Flea & Tick

Protecting Your Dog From Ticks

I live in a mountain area where the problem of ticks is not an issue for my two dogs during the winter. But with the arrival of spring I begin their monthly treatments for ticks for their health and my piece of mind. Protecting your dog from ticks is a must because of the various transmutable diseases these parasites carry. Below we will provide you with information so protecting your dog from ticks can be accomplished with easy monthly treatments.

Why is protecting your dog from ticks something you should be concerned about? Because ticks are parasitic carriers of the Lyme disease and Rocky Mountain Spotted Fever. These two diseases can kill your best buddy as well as potentially transmit the disease to other family dogs, not to mention the human members of your family. Lyme’s is a particularly nasty contagious disease able to severely cripple humans and lead to death.

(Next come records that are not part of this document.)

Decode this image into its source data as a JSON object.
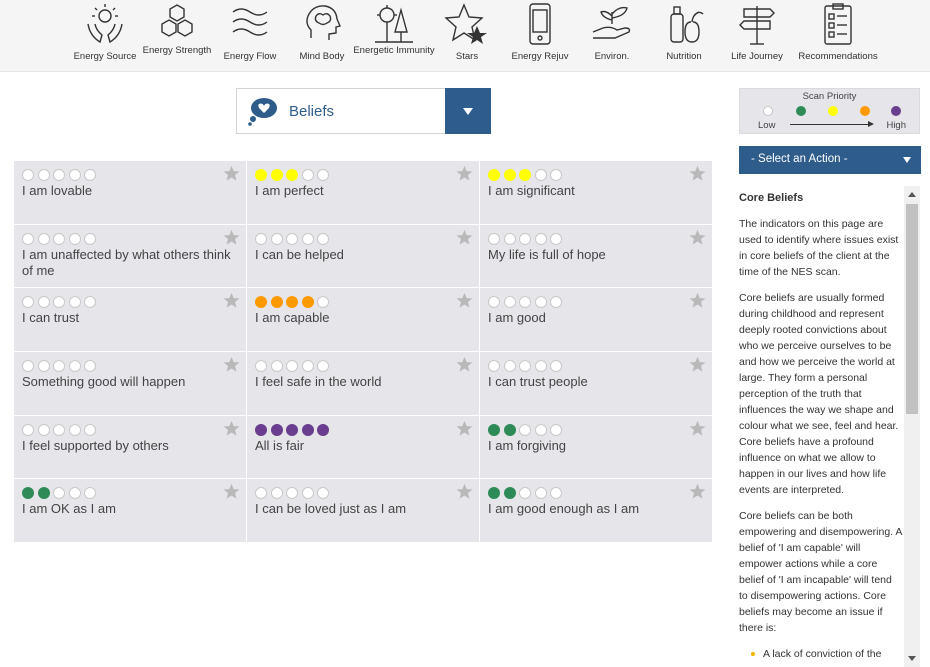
{
  "nav": [
    {
      "label": "Energy Source",
      "icon": "hands-energy-icon"
    },
    {
      "label": "Energy Strength",
      "icon": "hexagons-icon"
    },
    {
      "label": "Energy Flow",
      "icon": "waves-icon"
    },
    {
      "label": "Mind Body",
      "icon": "brain-head-icon"
    },
    {
      "label": "Energetic Immunity",
      "icon": "virus-tree-icon"
    },
    {
      "label": "Stars",
      "icon": "stars-icon"
    },
    {
      "label": "Energy Rejuv",
      "icon": "device-icon"
    },
    {
      "label": "Environ.",
      "icon": "hand-plant-icon"
    },
    {
      "label": "Nutrition",
      "icon": "fruit-bottle-icon"
    },
    {
      "label": "Life Journey",
      "icon": "signpost-icon"
    },
    {
      "label": "Recommendations",
      "icon": "clipboard-icon"
    }
  ],
  "category": {
    "label": "Beliefs",
    "icon": "thought-heart-icon"
  },
  "colors": {
    "accent": "#2e5d8c",
    "low": "#ffffff",
    "green": "#2e8b57",
    "yellow": "#ffff00",
    "orange": "#ff9900",
    "purple": "#6a3d8f",
    "star": "#b9b9b9"
  },
  "legend": {
    "title": "Scan Priority",
    "low": "Low",
    "high": "High"
  },
  "action": {
    "label": "- Select an Action -"
  },
  "beliefs": [
    {
      "text": "I am lovable",
      "level": 0,
      "color": "none"
    },
    {
      "text": "I am perfect",
      "level": 3,
      "color": "yellow"
    },
    {
      "text": "I am significant",
      "level": 3,
      "color": "yellow"
    },
    {
      "text": "I am unaffected by what others think of me",
      "level": 0,
      "color": "none"
    },
    {
      "text": "I can be helped",
      "level": 0,
      "color": "none"
    },
    {
      "text": "My life is full of hope",
      "level": 0,
      "color": "none"
    },
    {
      "text": "I can trust",
      "level": 0,
      "color": "none"
    },
    {
      "text": "I am capable",
      "level": 4,
      "color": "orange"
    },
    {
      "text": "I am good",
      "level": 0,
      "color": "none"
    },
    {
      "text": "Something good will happen",
      "level": 0,
      "color": "none"
    },
    {
      "text": "I feel safe in the world",
      "level": 0,
      "color": "none"
    },
    {
      "text": "I can trust people",
      "level": 0,
      "color": "none"
    },
    {
      "text": "I feel supported by others",
      "level": 0,
      "color": "none"
    },
    {
      "text": "All is fair",
      "level": 5,
      "color": "purple"
    },
    {
      "text": "I am forgiving",
      "level": 2,
      "color": "green"
    },
    {
      "text": "I am OK as I am",
      "level": 2,
      "color": "green"
    },
    {
      "text": "I can be loved just as I am",
      "level": 0,
      "color": "none"
    },
    {
      "text": "I am good enough as I am",
      "level": 2,
      "color": "green"
    }
  ],
  "info": {
    "title": "Core Beliefs",
    "p1": "The indicators on this page are used to identify where issues exist in core beliefs of the client at the time of the NES scan.",
    "p2": "Core beliefs are usually formed during childhood and represent deeply rooted convictions about who we perceive ourselves to be and how we perceive the world at large. They form a personal perception of the truth that influences the way we shape and colour what we see, feel and hear. Core beliefs have a profound influence on what we allow to happen in our lives and how life events are interpreted.",
    "p3": "Core beliefs can be both empowering and disempowering. A belief of 'I am capable' will empower actions while a core belief of 'I am incapable' will tend to disempowering actions. Core beliefs may become an issue if there is:",
    "bullet1": "A lack of conviction of the"
  }
}
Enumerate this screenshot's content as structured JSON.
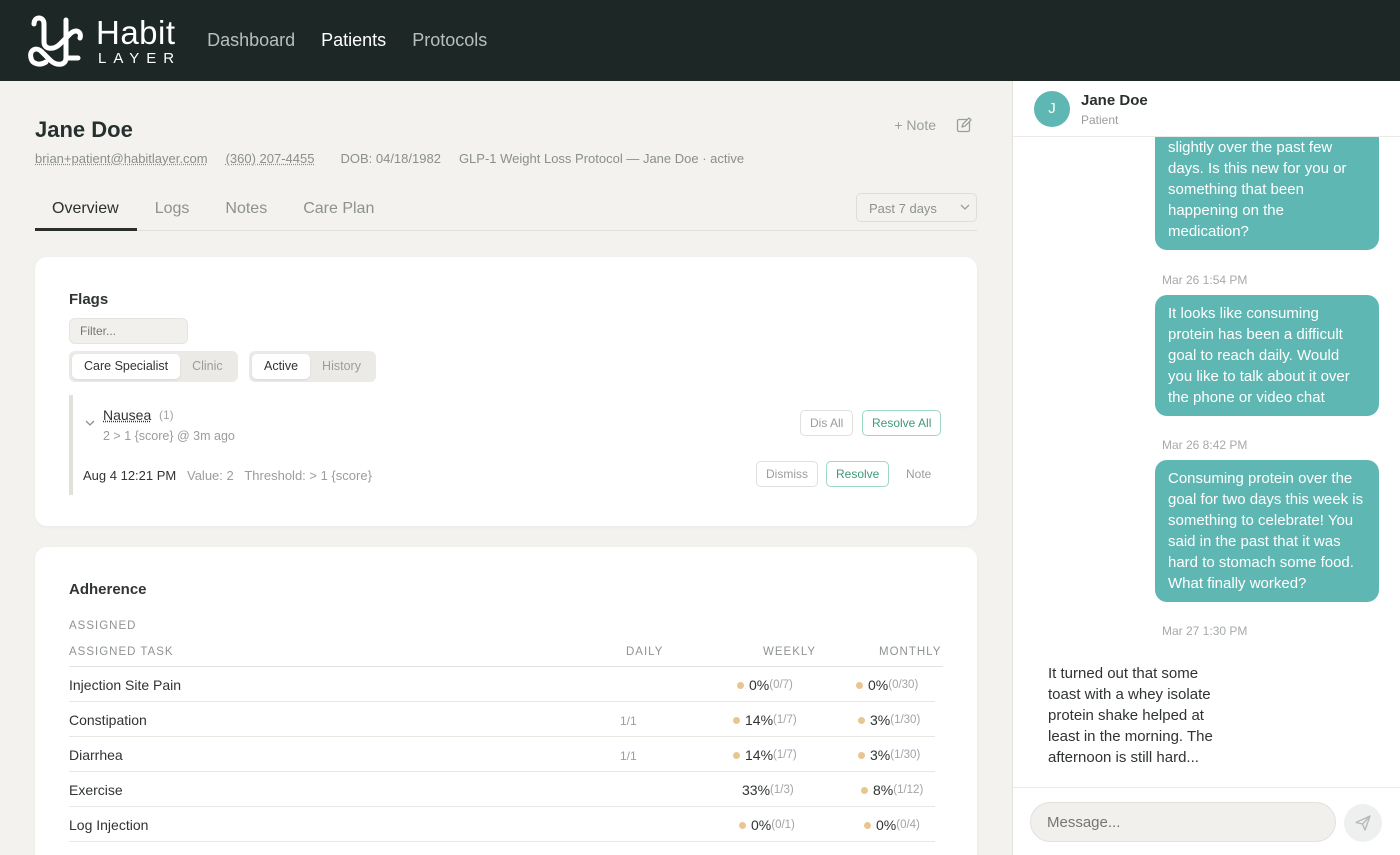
{
  "app": {
    "logo_word": "Habit",
    "logo_sub": "LAYER",
    "nav": [
      {
        "label": "Dashboard",
        "active": false
      },
      {
        "label": "Patients",
        "active": true
      },
      {
        "label": "Protocols",
        "active": false
      }
    ]
  },
  "patient": {
    "name": "Jane Doe",
    "email": "brian+patient@habitlayer.com",
    "phone": "(360) 207-4455",
    "dob": "DOB: 04/18/1982",
    "protocol": "GLP-1 Weight Loss Protocol — Jane Doe · active",
    "note_button": "+ Note",
    "edit_icon": "edit-icon"
  },
  "tabs": [
    {
      "label": "Overview",
      "active": true
    },
    {
      "label": "Logs",
      "active": false
    },
    {
      "label": "Notes",
      "active": false
    },
    {
      "label": "Care Plan",
      "active": false
    }
  ],
  "range_select": {
    "value": "Past 7 days"
  },
  "flags": {
    "title": "Flags",
    "filter_placeholder": "Filter...",
    "segment_a": [
      {
        "label": "Care Specialist",
        "on": true
      },
      {
        "label": "Clinic",
        "on": false
      }
    ],
    "segment_b": [
      {
        "label": "Active",
        "on": true
      },
      {
        "label": "History",
        "on": false
      }
    ],
    "group": {
      "name": "Nausea",
      "count": "(1)",
      "summary": "2 > 1 {score} @ 3m ago",
      "dismiss_all": "Dis All",
      "resolve_all": "Resolve All",
      "entry": {
        "date": "Aug 4 12:21 PM",
        "value": "Value: 2",
        "threshold": "Threshold: > 1 {score}",
        "dismiss": "Dismiss",
        "resolve": "Resolve",
        "note": "Note"
      }
    }
  },
  "adherence": {
    "title": "Adherence",
    "section": "ASSIGNED",
    "columns": {
      "task": "ASSIGNED TASK",
      "daily": "DAILY",
      "weekly": "WEEKLY",
      "monthly": "MONTHLY"
    },
    "rows": [
      {
        "task": "Injection Site Pain",
        "daily": "",
        "weekly": "0%",
        "weekly_frac": "(0/7)",
        "monthly": "0%",
        "monthly_frac": "(0/30)"
      },
      {
        "task": "Constipation",
        "daily": "1/1",
        "weekly": "14%",
        "weekly_frac": "(1/7)",
        "monthly": "3%",
        "monthly_frac": "(1/30)"
      },
      {
        "task": "Diarrhea",
        "daily": "1/1",
        "weekly": "14%",
        "weekly_frac": "(1/7)",
        "monthly": "3%",
        "monthly_frac": "(1/30)"
      },
      {
        "task": "Exercise",
        "daily": "",
        "weekly": "33%",
        "weekly_frac": "(1/3)",
        "monthly": "8%",
        "monthly_frac": "(1/12)"
      },
      {
        "task": "Log Injection",
        "daily": "",
        "weekly": "0%",
        "weekly_frac": "(0/1)",
        "monthly": "0%",
        "monthly_frac": "(0/4)"
      }
    ]
  },
  "chat": {
    "avatar_initial": "J",
    "name": "Jane Doe",
    "role": "Patient",
    "messages": [
      {
        "text": "slightly over the past few days. Is this new for you or something that been happening on the medication?"
      },
      {
        "time": "Mar 26 1:54 PM",
        "text": "It looks like consuming protein has been a difficult goal to reach daily. Would you like to talk about it over the phone or video chat"
      },
      {
        "time": "Mar 26 8:42 PM",
        "text": "Consuming protein over the goal for two days this week is something to celebrate! You said in the past that it was hard to stomach some food. What finally worked?"
      },
      {
        "time": "Mar 27 1:30 PM",
        "text": "It turned out that some toast with a whey isolate protein shake helped at least in the morning. The afternoon is still hard..."
      }
    ],
    "input_placeholder": "Message...",
    "send_icon": "send-icon"
  },
  "colors": {
    "topbar": "#1d2826",
    "accent": "#5fb7b3",
    "resolve_green": "#3e9a76",
    "dot": "#e9c58f",
    "background": "#f3f2ee"
  }
}
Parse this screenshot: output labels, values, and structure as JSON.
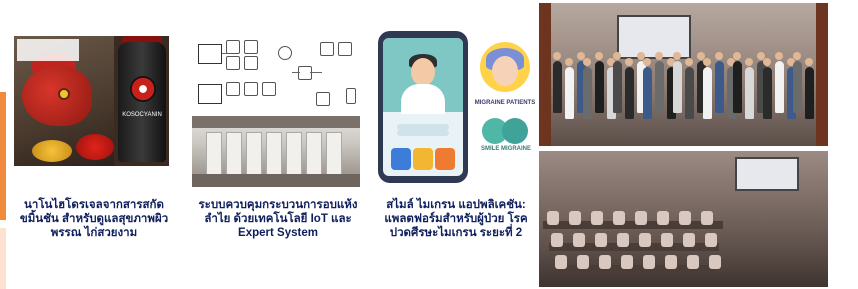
{
  "captions": {
    "panel1": "นาโนไฮโดรเจลจากสารสกัดขมิ้นชัน สำหรับดูแลสุขภาพผิวพรรณ ไก่สวยงาม",
    "panel2": "ระบบควบคุมกระบวนการอบแห้ง ลำไย ด้วยเทคโนโลยี IoT และ Expert System",
    "panel3": "สไมล์ ไมเกรน แอปพลิเคชัน: แพลตฟอร์มสำหรับผู้ป่วย โรคปวดศีรษะไมเกรน ระยะที่ 2"
  },
  "product": {
    "tube_brand": "KOSOCYANIN"
  },
  "logos": {
    "migraine_patients": "MIGRAINE PATIENTS",
    "smile_migraine": "SMILE MIGRAINE"
  },
  "colors": {
    "accent_orange": "#f08a3c",
    "accent_light": "#fde2d2",
    "caption_navy": "#0f1f5c",
    "app_blue": "#3b7dd8",
    "app_yellow": "#f2b632",
    "app_orange": "#ef7a32"
  }
}
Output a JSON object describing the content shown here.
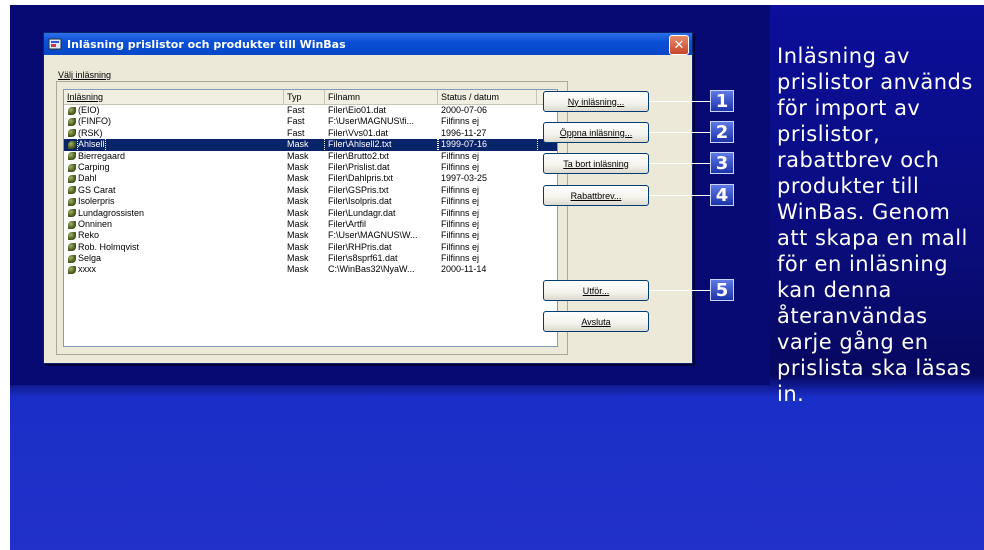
{
  "dialog": {
    "title": "Inläsning prislistor och produkter till WinBas",
    "group_label": "Välj inläsning",
    "columns": [
      "Inläsning",
      "Typ",
      "Filnamn",
      "Status / datum"
    ],
    "rows": [
      {
        "name": "(EIO)",
        "type": "Fast",
        "file": "Filer\\Eio01.dat",
        "status": "2000-07-06"
      },
      {
        "name": "(FINFO)",
        "type": "Fast",
        "file": "F:\\User\\MAGNUS\\fi...",
        "status": "Filfinns ej"
      },
      {
        "name": "(RSK)",
        "type": "Fast",
        "file": "Filer\\Vvs01.dat",
        "status": "1996-11-27"
      },
      {
        "name": "Ahlsell",
        "type": "Mask",
        "file": "Filer\\Ahlsell2.txt",
        "status": "1999-07-16",
        "selected": true
      },
      {
        "name": "Bierregaard",
        "type": "Mask",
        "file": "Filer\\Brutto2.txt",
        "status": "Filfinns ej"
      },
      {
        "name": "Carping",
        "type": "Mask",
        "file": "Filer\\Prislist.dat",
        "status": "Filfinns ej"
      },
      {
        "name": "Dahl",
        "type": "Mask",
        "file": "Filer\\Dahlpris.txt",
        "status": "1997-03-25"
      },
      {
        "name": "GS Carat",
        "type": "Mask",
        "file": "Filer\\GSPris.txt",
        "status": "Filfinns ej"
      },
      {
        "name": "Isolerpris",
        "type": "Mask",
        "file": "Filer\\Isolpris.dat",
        "status": "Filfinns ej"
      },
      {
        "name": "Lundagrossisten",
        "type": "Mask",
        "file": "Filer\\Lundagr.dat",
        "status": "Filfinns ej"
      },
      {
        "name": "Onninen",
        "type": "Mask",
        "file": "Filer\\Artfil",
        "status": "Filfinns ej"
      },
      {
        "name": "Reko",
        "type": "Mask",
        "file": "F:\\User\\MAGNUS\\W...",
        "status": "Filfinns ej"
      },
      {
        "name": "Rob. Holmqvist",
        "type": "Mask",
        "file": "Filer\\RHPris.dat",
        "status": "Filfinns ej"
      },
      {
        "name": "Selga",
        "type": "Mask",
        "file": "Filer\\s8sprf61.dat",
        "status": "Filfinns ej"
      },
      {
        "name": "xxxx",
        "type": "Mask",
        "file": "C:\\WinBas32\\NyaW...",
        "status": "2000-11-14"
      }
    ],
    "buttons": {
      "new": "Ny inläsning...",
      "open": "Öppna inläsning...",
      "delete": "Ta bort inläsning",
      "discount": "Rabattbrev...",
      "run": "Utför...",
      "close": "Avsluta"
    },
    "close_glyph": "✕"
  },
  "callouts": [
    "1",
    "2",
    "3",
    "4",
    "5"
  ],
  "description": "Inläsning av prislistor används för import av prislistor, rabattbrev och produkter till WinBas. Genom att skapa en mall för en inläsning kan denna återanvändas varje gång en prislista ska läsas in."
}
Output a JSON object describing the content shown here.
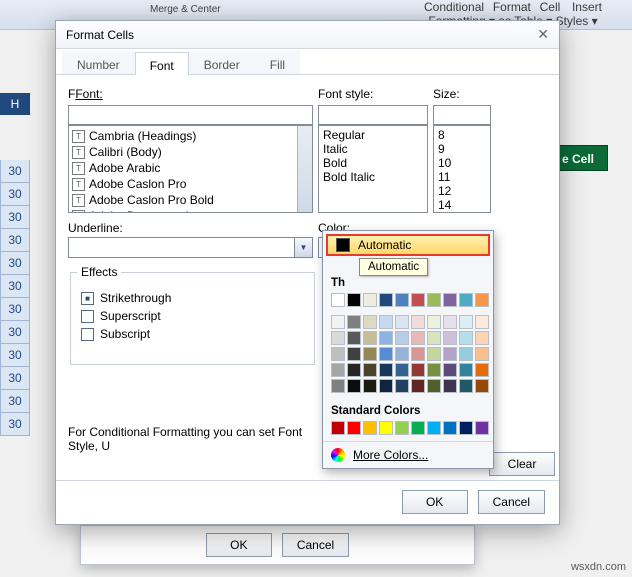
{
  "ribbon": {
    "merge_center": "Merge & Center",
    "conditional": "Conditional",
    "format": "Format",
    "cell": "Cell",
    "insert": "Insert",
    "sub_line": "Formatting ▾ as Table ▾ Styles ▾"
  },
  "sheet": {
    "row_headers": [
      "30",
      "30",
      "30",
      "30",
      "30",
      "30",
      "30",
      "30",
      "30",
      "30",
      "30",
      "30"
    ],
    "colhead": "H",
    "green_cell": "e Cell"
  },
  "dialog": {
    "title": "Format Cells",
    "tabs": [
      "Number",
      "Font",
      "Border",
      "Fill"
    ],
    "active_tab": 1,
    "font_label": "Font:",
    "font_value": "",
    "font_list": [
      "Cambria (Headings)",
      "Calibri (Body)",
      "Adobe Arabic",
      "Adobe Caslon Pro",
      "Adobe Caslon Pro Bold",
      "Adobe Devanagari"
    ],
    "font_style_label": "Font style:",
    "font_style_value": "",
    "font_styles": [
      "Regular",
      "Italic",
      "Bold",
      "Bold Italic"
    ],
    "size_label": "Size:",
    "size_value": "",
    "sizes": [
      "8",
      "9",
      "10",
      "11",
      "12",
      "14"
    ],
    "underline_label": "Underline:",
    "underline_value": "",
    "color_label": "Color:",
    "color_value": "Automatic",
    "effects_label": "Effects",
    "effects": {
      "strikethrough": "Strikethrough",
      "superscript": "Superscript",
      "subscript": "Subscript"
    },
    "note": "For Conditional Formatting you can set Font Style, U",
    "clear": "Clear",
    "ok": "OK",
    "cancel": "Cancel"
  },
  "flyout": {
    "automatic": "Automatic",
    "tooltip": "Automatic",
    "theme_label": "Th",
    "theme_colors_row1": [
      "#ffffff",
      "#000000",
      "#eeece1",
      "#1f497d",
      "#4f81bd",
      "#c0504d",
      "#9bbb59",
      "#8064a2",
      "#4bacc6",
      "#f79646"
    ],
    "theme_shades": [
      [
        "#f2f2f2",
        "#7f7f7f",
        "#ddd9c3",
        "#c6d9f0",
        "#dbe5f1",
        "#f2dcdb",
        "#ebf1dd",
        "#e5e0ec",
        "#dbeef3",
        "#fdeada"
      ],
      [
        "#d9d9d9",
        "#595959",
        "#c4bd97",
        "#8db3e2",
        "#b8cce4",
        "#e5b9b7",
        "#d7e3bc",
        "#ccc1d9",
        "#b7dde8",
        "#fbd5b5"
      ],
      [
        "#bfbfbf",
        "#404040",
        "#938953",
        "#548dd4",
        "#95b3d7",
        "#d99694",
        "#c3d69b",
        "#b2a2c7",
        "#92cddc",
        "#fac08f"
      ],
      [
        "#a6a6a6",
        "#262626",
        "#494429",
        "#17365d",
        "#366092",
        "#953734",
        "#76923c",
        "#5f497a",
        "#31859b",
        "#e36c09"
      ],
      [
        "#808080",
        "#0d0d0d",
        "#1d1b10",
        "#0f243e",
        "#244061",
        "#632423",
        "#4f6128",
        "#3f3151",
        "#205867",
        "#974806"
      ]
    ],
    "standard_label": "Standard Colors",
    "standard_colors": [
      "#c00000",
      "#ff0000",
      "#ffc000",
      "#ffff00",
      "#92d050",
      "#00b050",
      "#00b0f0",
      "#0070c0",
      "#002060",
      "#7030a0"
    ],
    "more_colors": "More Colors..."
  },
  "behind": {
    "ok": "OK",
    "cancel": "Cancel"
  },
  "watermark": "wsxdn.com"
}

Giving your pooch a tick inspection is not difficult. Have the dog sit while you check the ears and run your hands over your dog slowly feeling for the telltale bump indicating a tick. Pull the fur aside as required to see the tick and while wearing protective rubber gloves remove the tick with tweezers. A common mistake many dog owners make is removing only the body of the tick while leaving the head still attached to the dogs skin. This does not solve the problem as the tick will continue to live while sucking more blood from your dog. See, I told you these are nasty little parasites. If the tick has been attached to the dog for several days the body of the tick is going to be the size of a small marble and will bust when squeezed. Thus you must wear the protective surgical gloves to avoid any transmission of Lyme’s or Rocky Mountain Spotted Fever to you or another family member.

You will know you have removed the head of the tick because the dog will give a yip due to the fact the tick has a small piece of the dog’s skin in its mouth.

The recommended ways to protect your dog from the above diseases and kill any tick that finds a home on your dog are yearly shots for the diseases, monthly flea and tick treatments with medication placed along the dogs front shoulder blades to his rear hips, monthly dips at your groomers or the vets, sprays, and dusting with tick prevention powders. Your vet can also provide you with pills you give your dog once a month for protecting your dog from ticks.